"Forgotten" Vials of Smallpox Discovered In a Musty Maryland Room, And Everyone's Like, "Whoops!"
Remember that time you were rustling around up in the attic looking for something and all of a sudden found a giant spider and freaked out and ran downstairs and vowed solemnly never to go into the attic again? Multiply that by a thousand. On July 1, employees at the National Institutes of Health found vials of smallpox in a really old storeroom off a Food and Drug Administration lab in Bethesda, Maryland.
Before you freak out, the vials — labeled variola, the name of the virus — were contained, and everybody seems fine. They dated back to the '50s, according to The Los Angeles Times. A statement released by the Centers for Disease Control and Prevention suggests the vials got lost amid some institutional shuffling back in the day.

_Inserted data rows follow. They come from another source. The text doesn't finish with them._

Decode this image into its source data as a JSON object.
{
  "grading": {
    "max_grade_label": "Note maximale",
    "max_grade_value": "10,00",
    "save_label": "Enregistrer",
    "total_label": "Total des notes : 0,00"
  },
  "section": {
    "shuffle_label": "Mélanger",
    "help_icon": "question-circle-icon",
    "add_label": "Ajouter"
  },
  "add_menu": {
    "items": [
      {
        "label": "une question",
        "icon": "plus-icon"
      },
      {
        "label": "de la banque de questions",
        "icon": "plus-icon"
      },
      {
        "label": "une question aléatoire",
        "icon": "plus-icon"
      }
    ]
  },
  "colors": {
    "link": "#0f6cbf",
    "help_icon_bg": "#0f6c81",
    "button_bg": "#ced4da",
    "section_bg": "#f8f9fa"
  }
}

The musty old smallpox is now going to be tested to see if it's still alive, according to the statement, and then it will be destroyed forever, just like the smallpox virus was supposed to be.
Smallpox was (and is) pretty much every kind of awful, and it's been around for thousands of years, according to the CDC. People with the virus get covered in large, fluid-filled blisters that have a little divot in the center. Here's a quick description of the disease's impact from a scientific paper ominously titled "Smallpox: The Triumph over the Most Terrible of the Ministers of Death":
About a third of people die after being infected by smallpox. So when the disease was declared basically eradicated from the world, it was a major achievement by mankind. The CDC says the U.S. last had a case of smallpox in 1949 and the last "naturally occurring case in the world" was found in Somalia in 1977. People are no longer vaccinated against smallpox because of that, the CDC says, which is why vials of the stuff are potentially so dangerous.
According to the CDC's statement on the old smallpox, there's an international agreement monitored by the World Health Organization that only two (known) stores of smallpox should exist in the world: one in Atlanta, Georgia and one in Novosibirsk, Russia.